Microsoft DHCP and usability

Programming design lesson for today. Programmers should be forced to use the software that they design, in an actual real-world scenario, before it is released.

The only time I ever look at the lease list on a DHCP server is when I want to find one and add a reservation for it. So, you bring up a device, it acquires an address, and you wish to make that address permanent.

So, I go to the lease list, find the device, and look around for the "Add as a reservation" button, which doesn't exist. Grr.

So I try to copy the MAC address, so that at least I can paste it in over in the "Add a reservation" dialog, which is in a separate part of the interface - and I can't keep the one window up while I go over to the other one.

Nope, sorry, copy disabled in this interface.

So, I bring up a notepad and type in the address, then switch to the "add reservation" interface. Turns out I can't copy from notepad and paste it into this interface. Paste is disabled here. Grr.

So I type it in. It tells me that the format is invalid. Turns out that the MAC address format in the one interface - with colons - is invalid here. I have to enter it without colons.

So, I ask you, in what design meeting were such stupid decisions made, and have the people responsible been fired?

Sure, I know, you'll tell me that it's fixed in a later version. Perhaps in Vista? But, seriously, if these people had used their own product for even 10 minutes in a real environment, these kinds of issues would surely have been discovered. Or are they the kind of people who memorize their MAC address?


3 Responses to Microsoft DHCP and usability

  1. 26953 phydeaux 2008-06-11 14:50:49

    I see the error in your thinking. You assume that there was a design meeting.

    Seriously, this was one of the things that made me want to put my foot through the screen when programming in Lotus Notes. There were no less than 3 distinct dialog boxes to do a simple File | Open. Not only could they not lower themselves to use the standard Windows dialogs that everyone is familiar with, they couldn't even bring themselves to decide on one among themselves.

    I cursed those idiots every single day I had to deal with that God-forsaken piece of crap.

  2. 26965 ScatterBrain 2008-06-11 16:31:27

    Welcome to my world. Wait until you have the DHCP service pass out the same address to two computers - both of which are on the network at the same time! I kid you not, it's happened to me.

    There is a setting that actually tells the service to check (with a ping) to see if the address it's about to hand out is already in use. What's worse is that it's not enabled by default.
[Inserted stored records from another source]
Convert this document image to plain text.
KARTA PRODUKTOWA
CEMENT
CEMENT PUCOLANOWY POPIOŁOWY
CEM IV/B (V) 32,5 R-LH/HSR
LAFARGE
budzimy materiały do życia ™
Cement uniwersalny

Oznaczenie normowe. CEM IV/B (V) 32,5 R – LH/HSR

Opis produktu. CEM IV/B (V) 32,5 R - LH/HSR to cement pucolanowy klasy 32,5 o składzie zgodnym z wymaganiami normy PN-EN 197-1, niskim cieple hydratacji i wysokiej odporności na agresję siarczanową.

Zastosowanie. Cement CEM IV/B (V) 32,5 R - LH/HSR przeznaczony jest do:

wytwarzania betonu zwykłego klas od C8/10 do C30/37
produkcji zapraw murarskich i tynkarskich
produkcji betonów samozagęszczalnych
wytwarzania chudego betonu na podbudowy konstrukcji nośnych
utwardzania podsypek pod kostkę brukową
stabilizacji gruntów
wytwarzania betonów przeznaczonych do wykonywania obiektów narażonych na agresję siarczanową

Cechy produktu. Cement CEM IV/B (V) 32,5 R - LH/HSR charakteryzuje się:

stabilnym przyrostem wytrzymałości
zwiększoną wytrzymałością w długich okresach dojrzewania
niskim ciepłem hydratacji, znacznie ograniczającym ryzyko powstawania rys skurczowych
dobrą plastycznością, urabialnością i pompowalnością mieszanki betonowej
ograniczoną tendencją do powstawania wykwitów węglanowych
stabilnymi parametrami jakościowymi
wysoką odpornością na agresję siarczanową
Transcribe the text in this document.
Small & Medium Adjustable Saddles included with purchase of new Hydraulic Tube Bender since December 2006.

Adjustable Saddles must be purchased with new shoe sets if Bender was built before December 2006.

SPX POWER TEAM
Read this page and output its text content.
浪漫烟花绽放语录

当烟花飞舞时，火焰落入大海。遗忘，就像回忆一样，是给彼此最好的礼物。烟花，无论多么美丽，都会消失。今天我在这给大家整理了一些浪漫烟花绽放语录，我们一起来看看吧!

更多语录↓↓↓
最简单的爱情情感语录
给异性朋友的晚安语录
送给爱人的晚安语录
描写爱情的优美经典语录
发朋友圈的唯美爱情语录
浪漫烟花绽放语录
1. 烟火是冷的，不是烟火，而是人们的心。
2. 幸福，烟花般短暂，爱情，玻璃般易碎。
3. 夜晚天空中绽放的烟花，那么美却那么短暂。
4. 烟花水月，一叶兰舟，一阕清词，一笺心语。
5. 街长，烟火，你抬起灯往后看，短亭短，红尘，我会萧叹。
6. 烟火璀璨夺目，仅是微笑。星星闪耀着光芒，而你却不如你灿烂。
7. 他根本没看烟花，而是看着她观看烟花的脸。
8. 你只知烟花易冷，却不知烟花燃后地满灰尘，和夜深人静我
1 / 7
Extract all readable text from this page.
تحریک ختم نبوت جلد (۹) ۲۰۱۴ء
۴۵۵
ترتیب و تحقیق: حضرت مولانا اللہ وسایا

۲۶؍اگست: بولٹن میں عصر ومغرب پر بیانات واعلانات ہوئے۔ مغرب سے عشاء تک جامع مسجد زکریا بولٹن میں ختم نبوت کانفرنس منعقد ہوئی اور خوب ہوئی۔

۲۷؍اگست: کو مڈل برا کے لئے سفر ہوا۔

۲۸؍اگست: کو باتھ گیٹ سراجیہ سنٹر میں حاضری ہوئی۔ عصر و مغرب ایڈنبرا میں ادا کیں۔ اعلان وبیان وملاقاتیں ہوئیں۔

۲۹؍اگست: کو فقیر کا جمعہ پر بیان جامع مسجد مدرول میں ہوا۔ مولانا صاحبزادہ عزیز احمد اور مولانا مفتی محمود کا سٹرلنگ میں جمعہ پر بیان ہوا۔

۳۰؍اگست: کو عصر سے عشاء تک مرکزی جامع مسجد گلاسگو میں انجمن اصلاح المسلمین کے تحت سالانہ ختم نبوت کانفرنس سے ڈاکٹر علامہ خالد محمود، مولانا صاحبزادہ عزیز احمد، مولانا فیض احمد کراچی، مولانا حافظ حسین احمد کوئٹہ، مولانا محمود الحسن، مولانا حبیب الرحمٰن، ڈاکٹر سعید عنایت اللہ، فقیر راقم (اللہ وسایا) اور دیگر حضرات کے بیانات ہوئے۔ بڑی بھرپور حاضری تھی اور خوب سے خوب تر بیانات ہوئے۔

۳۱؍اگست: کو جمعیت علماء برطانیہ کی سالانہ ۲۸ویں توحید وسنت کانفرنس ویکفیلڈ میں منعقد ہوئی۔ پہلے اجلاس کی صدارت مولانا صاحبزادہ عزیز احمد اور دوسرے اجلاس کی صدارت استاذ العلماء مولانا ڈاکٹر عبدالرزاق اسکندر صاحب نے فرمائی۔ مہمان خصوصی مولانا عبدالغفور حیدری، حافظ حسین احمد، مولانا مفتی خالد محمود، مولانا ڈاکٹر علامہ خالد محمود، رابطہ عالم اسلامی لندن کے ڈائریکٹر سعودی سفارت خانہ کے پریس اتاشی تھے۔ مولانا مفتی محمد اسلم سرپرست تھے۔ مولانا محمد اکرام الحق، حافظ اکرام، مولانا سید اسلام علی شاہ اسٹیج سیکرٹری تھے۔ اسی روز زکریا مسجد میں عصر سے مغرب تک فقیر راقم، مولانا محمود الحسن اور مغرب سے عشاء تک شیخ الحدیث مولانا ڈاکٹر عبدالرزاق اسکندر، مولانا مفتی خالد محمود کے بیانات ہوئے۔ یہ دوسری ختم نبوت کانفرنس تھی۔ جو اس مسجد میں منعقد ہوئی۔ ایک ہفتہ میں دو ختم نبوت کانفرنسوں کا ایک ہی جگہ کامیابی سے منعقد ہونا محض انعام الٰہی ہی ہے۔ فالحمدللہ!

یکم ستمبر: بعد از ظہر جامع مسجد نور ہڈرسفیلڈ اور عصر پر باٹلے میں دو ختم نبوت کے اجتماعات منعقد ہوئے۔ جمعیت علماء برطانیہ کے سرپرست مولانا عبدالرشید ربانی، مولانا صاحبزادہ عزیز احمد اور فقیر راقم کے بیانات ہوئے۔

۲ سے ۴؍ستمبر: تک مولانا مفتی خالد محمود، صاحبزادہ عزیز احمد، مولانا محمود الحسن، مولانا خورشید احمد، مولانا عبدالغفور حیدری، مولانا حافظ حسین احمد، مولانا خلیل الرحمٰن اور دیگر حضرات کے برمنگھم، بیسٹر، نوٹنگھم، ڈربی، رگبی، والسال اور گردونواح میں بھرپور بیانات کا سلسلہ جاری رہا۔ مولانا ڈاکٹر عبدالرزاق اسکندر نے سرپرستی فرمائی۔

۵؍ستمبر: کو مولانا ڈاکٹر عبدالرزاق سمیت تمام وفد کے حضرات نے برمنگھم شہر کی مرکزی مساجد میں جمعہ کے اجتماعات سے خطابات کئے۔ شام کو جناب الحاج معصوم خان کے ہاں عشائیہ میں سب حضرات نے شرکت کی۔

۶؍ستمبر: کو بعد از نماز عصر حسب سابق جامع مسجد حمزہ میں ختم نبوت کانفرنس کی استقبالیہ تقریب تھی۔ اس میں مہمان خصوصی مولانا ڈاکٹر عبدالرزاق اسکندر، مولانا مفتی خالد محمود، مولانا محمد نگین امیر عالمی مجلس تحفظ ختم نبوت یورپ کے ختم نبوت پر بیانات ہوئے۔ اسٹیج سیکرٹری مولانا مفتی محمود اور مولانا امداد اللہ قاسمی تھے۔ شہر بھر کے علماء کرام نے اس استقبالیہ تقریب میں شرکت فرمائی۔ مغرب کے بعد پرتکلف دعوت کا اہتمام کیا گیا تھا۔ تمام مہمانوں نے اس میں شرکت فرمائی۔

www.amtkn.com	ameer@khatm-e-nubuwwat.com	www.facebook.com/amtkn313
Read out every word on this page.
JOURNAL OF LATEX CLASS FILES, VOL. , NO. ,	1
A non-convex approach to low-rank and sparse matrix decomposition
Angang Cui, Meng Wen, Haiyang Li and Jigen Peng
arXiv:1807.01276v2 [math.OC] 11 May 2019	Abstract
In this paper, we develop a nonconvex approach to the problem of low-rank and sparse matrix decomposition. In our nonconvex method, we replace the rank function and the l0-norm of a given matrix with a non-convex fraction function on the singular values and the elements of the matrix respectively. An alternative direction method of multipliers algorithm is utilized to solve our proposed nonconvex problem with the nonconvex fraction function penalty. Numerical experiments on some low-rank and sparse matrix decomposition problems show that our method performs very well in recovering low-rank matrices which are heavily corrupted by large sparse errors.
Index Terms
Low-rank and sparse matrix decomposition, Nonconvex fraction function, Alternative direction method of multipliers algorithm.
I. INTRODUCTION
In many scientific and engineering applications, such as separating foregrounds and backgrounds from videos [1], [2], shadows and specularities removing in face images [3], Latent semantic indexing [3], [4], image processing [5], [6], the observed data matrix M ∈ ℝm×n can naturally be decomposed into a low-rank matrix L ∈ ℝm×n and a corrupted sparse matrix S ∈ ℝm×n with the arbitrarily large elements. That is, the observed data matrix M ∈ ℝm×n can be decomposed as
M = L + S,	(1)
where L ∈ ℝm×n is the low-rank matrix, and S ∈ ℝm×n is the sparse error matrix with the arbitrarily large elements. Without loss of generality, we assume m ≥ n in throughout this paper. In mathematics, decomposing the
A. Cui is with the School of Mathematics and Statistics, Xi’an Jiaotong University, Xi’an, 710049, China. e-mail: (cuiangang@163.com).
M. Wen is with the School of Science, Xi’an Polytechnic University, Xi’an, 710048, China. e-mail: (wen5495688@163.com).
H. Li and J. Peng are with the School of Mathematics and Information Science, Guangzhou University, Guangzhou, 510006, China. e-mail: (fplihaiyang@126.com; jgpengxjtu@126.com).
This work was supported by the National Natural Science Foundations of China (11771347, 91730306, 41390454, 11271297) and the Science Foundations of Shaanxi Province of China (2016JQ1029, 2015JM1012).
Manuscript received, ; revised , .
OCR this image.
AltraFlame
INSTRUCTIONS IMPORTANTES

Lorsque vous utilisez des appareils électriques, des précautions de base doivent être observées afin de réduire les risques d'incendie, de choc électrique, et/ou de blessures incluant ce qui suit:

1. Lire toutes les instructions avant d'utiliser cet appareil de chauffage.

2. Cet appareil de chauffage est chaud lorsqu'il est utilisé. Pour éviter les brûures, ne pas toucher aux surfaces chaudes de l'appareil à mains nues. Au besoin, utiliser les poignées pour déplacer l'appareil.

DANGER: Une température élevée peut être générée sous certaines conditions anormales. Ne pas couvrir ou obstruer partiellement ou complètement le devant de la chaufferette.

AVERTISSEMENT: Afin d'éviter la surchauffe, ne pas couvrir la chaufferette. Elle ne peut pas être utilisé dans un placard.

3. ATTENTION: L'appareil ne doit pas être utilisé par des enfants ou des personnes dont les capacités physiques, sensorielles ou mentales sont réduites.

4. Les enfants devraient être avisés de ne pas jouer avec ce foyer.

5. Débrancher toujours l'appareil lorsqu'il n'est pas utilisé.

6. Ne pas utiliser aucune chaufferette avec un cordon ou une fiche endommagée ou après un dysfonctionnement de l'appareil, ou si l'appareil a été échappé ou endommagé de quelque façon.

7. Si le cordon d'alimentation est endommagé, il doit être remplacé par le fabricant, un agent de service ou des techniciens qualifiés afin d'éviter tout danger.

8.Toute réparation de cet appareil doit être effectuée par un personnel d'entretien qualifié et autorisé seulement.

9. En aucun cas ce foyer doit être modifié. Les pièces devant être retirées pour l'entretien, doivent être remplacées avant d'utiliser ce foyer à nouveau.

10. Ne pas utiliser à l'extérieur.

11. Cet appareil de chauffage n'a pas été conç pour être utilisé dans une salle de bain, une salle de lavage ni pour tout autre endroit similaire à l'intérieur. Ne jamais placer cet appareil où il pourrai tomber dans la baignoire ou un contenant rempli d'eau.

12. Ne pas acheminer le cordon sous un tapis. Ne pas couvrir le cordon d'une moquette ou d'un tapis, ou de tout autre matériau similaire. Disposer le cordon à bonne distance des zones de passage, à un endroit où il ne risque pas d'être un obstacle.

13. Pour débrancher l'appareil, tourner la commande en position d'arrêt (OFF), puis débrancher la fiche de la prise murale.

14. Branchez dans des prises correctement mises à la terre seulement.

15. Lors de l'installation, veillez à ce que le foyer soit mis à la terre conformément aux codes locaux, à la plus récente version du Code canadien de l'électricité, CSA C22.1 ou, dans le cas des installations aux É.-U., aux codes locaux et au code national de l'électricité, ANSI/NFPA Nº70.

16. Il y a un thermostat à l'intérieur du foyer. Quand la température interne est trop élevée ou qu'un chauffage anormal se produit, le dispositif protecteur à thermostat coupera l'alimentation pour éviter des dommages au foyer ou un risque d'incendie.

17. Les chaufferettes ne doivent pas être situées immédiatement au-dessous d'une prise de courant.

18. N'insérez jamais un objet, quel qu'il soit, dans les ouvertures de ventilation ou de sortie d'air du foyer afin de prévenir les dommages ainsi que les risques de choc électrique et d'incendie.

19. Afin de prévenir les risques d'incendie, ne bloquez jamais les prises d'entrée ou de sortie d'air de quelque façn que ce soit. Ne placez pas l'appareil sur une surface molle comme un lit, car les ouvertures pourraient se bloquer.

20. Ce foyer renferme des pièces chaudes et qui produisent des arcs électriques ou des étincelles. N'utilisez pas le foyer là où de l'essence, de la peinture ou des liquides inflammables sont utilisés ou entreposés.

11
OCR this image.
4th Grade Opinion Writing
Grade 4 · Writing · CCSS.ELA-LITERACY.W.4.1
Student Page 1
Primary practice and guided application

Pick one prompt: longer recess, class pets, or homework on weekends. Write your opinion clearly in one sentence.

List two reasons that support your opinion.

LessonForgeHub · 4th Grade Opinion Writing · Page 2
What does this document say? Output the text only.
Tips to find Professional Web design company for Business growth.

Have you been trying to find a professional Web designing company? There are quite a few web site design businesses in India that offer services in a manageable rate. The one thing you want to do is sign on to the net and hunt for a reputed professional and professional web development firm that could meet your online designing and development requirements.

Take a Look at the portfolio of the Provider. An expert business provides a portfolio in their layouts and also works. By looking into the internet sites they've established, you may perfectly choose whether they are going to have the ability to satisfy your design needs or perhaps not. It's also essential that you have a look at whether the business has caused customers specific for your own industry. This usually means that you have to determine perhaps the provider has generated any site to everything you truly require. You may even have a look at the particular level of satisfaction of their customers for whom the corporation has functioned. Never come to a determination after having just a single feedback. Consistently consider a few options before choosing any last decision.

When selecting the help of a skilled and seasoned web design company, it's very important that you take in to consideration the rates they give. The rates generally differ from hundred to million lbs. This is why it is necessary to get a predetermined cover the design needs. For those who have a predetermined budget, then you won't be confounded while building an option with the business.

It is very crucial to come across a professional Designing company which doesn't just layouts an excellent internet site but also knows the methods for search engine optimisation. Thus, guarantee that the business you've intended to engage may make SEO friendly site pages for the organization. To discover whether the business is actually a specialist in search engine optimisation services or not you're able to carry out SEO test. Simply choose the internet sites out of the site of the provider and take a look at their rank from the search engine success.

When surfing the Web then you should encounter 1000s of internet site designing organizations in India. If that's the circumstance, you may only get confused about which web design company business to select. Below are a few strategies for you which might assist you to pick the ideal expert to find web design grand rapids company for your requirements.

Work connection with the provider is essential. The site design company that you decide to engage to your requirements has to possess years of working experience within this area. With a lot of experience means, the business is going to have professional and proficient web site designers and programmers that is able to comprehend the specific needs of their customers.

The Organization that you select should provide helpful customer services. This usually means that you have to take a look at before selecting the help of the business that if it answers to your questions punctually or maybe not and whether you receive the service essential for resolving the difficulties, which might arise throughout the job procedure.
    I guess that stands to reason though, because a properly working DHCP server should KNOW which addresses are already in use BEFORE it attemtps to give it out. I mean that's the whole purpose of the lease, right? Not Windows 2003's DHCP service - my experience is that it simply ignores the leases that are in effect.

  3. 27241 Matsu 2008-06-13 10:42:23

    Yes, I totally agree! "Programmers should be forced to use the software that they design, in an actual real-world scenario, before it is released." You really struck a nerve with me on this topic. All too often the programmers have tools or utilities they use which work around (or negate) the applications they create. So, they never really use the products as regular users would. There are SO MANY times I've run into this over the past 25 years.

    Of course, for larger development teams and software companies, there really is no excuse because they have full time people just to test the applications. They give feedback (or should) to the development team managers who then make value judgments about the proposed changes and improvements. If they are getting that feedback and not acting on it (sometimes because they think, "it's not big deal, the testers are just being picky") then the software development managers should be fired.

    In the end, somebody isn't doing their job by catching and correcting silly things like this that show up in operating systems and applications. Attention to these things that seem small and silly to programmers writing the code make a world of different to end users who have to live with that code and the consequences of those decisions.

    Don't let your programmers (or yourself) fall into the trap of not actually using the software being developed. Now that you know what can happen, use that knowledge wisely.